Cultivating a lasting culture of wealth stewardship and philanthropy begins with engaging the next generation in charitable giving habits that will define how they will steward their time and wealth. BMO Private Wealth encourages Canadians and their families to consider these suggested strategies when preparing their children and grandchildren for a lifetime of charitable giving:

  • Look for teachable moments: Whether it is a discussion at the dinner table, volunteering at a shelter or attending a granting meeting, there are plenty of opportunities to introduce and explain the value of philanthropy and charity to children of all ages. If possible, try teaching children at an early age that one of the most precious commodities a family can give is their time. Encouraging children to volunteer their time can help build their self-esteem and confidence, while exposing them to their community and its diversity.
  • Create a legacy account: Consider allocating a portion of the household budget towards specific charitable causes by opening a designated bank account or establishing a donor-advised fund. Demonstrating the cumulative potential of small sacrifices and how it can amount to a significant contribution in the future can encourage children to adopt these habits and continue these traditions as they become financially independent.
  • Encourage children to take initiative in the process of family philanthropy: After witnessing the potential of dedicating the family’s time and resources to a cause, children may be interested in choosing a worthwhile initiative of their own. Asking children to research and submit a formal proposal or a presentation on the charities they believe will benefit from their support will enrichen the child’s personal experience and connection to the giving process, as well as encourage future giving.

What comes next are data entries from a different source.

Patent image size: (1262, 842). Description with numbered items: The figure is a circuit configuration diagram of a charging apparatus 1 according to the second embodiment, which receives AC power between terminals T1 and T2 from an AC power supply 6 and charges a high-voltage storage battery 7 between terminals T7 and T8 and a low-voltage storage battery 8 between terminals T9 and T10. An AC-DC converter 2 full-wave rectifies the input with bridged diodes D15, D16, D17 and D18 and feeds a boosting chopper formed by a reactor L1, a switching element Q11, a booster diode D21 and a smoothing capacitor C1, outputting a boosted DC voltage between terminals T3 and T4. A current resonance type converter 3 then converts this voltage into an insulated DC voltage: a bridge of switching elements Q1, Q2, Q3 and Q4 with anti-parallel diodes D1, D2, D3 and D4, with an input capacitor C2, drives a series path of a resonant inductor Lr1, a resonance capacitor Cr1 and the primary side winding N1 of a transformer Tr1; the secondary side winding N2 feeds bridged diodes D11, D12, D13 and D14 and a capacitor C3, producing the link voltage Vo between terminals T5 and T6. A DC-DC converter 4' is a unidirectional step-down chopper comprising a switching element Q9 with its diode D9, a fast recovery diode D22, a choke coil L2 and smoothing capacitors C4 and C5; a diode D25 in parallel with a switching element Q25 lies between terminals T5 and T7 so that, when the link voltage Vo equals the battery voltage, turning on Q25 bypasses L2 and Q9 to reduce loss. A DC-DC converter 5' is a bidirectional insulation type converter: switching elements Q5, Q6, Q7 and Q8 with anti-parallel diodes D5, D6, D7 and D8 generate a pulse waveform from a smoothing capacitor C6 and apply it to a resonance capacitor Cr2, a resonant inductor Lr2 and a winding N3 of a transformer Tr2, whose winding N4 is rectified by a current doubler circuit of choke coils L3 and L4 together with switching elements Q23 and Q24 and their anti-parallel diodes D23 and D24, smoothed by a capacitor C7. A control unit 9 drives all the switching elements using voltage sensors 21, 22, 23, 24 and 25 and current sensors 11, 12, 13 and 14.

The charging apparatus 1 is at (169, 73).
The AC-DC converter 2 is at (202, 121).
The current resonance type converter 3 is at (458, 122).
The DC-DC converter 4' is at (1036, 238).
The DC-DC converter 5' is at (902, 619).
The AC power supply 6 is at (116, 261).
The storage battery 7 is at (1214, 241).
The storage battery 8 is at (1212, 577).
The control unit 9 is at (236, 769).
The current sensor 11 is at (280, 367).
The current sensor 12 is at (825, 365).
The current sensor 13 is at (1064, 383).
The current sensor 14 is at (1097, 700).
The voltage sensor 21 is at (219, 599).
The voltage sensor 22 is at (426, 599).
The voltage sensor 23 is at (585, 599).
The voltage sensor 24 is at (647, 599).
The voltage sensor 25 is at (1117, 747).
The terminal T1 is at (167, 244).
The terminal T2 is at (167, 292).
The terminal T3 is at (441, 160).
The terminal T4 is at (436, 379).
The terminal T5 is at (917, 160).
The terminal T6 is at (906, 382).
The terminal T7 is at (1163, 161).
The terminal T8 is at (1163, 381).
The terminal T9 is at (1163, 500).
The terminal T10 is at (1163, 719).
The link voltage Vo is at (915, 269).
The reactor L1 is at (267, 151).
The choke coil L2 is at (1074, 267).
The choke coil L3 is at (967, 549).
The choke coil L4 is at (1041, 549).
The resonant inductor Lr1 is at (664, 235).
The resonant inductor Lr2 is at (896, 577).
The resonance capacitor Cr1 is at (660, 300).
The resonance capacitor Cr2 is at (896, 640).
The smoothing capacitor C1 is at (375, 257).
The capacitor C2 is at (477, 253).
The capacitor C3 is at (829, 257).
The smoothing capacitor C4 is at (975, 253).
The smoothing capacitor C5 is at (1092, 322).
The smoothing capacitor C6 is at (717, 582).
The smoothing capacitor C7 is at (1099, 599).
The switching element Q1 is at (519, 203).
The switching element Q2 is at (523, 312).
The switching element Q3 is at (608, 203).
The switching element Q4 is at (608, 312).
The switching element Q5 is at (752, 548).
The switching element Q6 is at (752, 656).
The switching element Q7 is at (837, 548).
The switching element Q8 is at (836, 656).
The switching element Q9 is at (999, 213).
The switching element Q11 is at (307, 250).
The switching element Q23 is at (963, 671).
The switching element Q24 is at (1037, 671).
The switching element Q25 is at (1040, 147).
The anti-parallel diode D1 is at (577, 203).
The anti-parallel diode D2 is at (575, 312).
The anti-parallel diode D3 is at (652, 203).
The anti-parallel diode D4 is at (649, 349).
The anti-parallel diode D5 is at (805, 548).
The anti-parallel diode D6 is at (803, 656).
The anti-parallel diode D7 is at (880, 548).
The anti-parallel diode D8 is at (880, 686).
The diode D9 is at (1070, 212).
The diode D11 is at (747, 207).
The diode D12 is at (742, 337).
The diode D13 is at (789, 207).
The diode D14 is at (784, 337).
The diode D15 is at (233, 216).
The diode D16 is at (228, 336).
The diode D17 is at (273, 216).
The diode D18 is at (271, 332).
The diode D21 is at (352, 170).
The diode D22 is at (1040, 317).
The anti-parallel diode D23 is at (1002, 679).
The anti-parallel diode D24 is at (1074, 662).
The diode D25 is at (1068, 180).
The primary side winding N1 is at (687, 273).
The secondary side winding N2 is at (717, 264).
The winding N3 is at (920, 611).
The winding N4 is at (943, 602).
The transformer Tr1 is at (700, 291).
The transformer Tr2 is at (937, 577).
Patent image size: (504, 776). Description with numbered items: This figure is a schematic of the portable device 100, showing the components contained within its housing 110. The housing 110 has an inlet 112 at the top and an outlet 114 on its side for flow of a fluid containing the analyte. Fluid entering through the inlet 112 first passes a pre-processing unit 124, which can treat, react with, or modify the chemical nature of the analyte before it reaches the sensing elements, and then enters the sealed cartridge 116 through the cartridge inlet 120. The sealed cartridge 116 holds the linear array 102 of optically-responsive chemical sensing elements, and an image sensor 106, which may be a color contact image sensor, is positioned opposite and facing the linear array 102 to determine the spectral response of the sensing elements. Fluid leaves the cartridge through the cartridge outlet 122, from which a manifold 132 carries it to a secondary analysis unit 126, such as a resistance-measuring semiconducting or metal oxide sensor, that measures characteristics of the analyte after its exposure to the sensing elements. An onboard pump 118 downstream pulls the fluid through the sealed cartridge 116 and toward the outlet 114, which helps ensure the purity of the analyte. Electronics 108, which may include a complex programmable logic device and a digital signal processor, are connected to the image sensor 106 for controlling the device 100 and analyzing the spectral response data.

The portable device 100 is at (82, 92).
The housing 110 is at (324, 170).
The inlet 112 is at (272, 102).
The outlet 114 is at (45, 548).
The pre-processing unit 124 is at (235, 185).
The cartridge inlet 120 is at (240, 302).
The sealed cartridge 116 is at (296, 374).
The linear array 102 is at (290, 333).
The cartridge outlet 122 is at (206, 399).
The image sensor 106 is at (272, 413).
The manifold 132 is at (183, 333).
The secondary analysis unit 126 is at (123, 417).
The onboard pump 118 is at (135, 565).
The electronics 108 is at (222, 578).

“Building an enduring culture of wealth stewardship and philanthropy starts with habits. By encouraging family members of all ages to participate in acts of charitable giving and responsible wealth management, these habits will develop into a framework of philanthropic family traditions and values that can be passed down to succeeding generations,” said Lydia Potocnik, Vice-President and National Director, Philanthropic Advisory Services, BMO Private Wealth.

To download a copy of BMO Wealth Insights, please visit https://privatewealth.bmo.com/getimage.asp?content_id=87401

BMO Private Wealth is a brand name for a business group consisting of Bank of Montreal and certain of its affiliates in providing private wealth management products and services. Not all products and services are offered by all legal entities within BMO Private Wealth. Banking services are offered through Bank of Montreal. Investment management, wealth planning, tax planning, philanthropy planning services are offered through BMO Nesbitt Burns Inc. and BMO Private Investment Counsel Inc. Estate, trust, and custodial services are offered through BMO Trust Company. BMO Private Wealth legal entities do not offer tax advice. BMO Trust Company and BMO Bank of Montreal are Members of CDIC. ® Registered trademark of Bank of Montreal, used under license.

® Registered trademark of Bank of Montreal, used under licence.

About BMO Financial Group 
Serving customers for 200 years and counting, BMO is a highly diversified financial services provider – the 8th largest bank, by assets, in North America. With total assets of $974 billion as of July 31, 2020, and a team of diverse and highly engaged employees, BMO provides a broad range of personal and commercial banking, wealth management and investment banking products and services to more than 12 million customers and conducts business through three operating groups: Personal and Commercial Banking, BMO Wealth Management and BMO Capital Markets.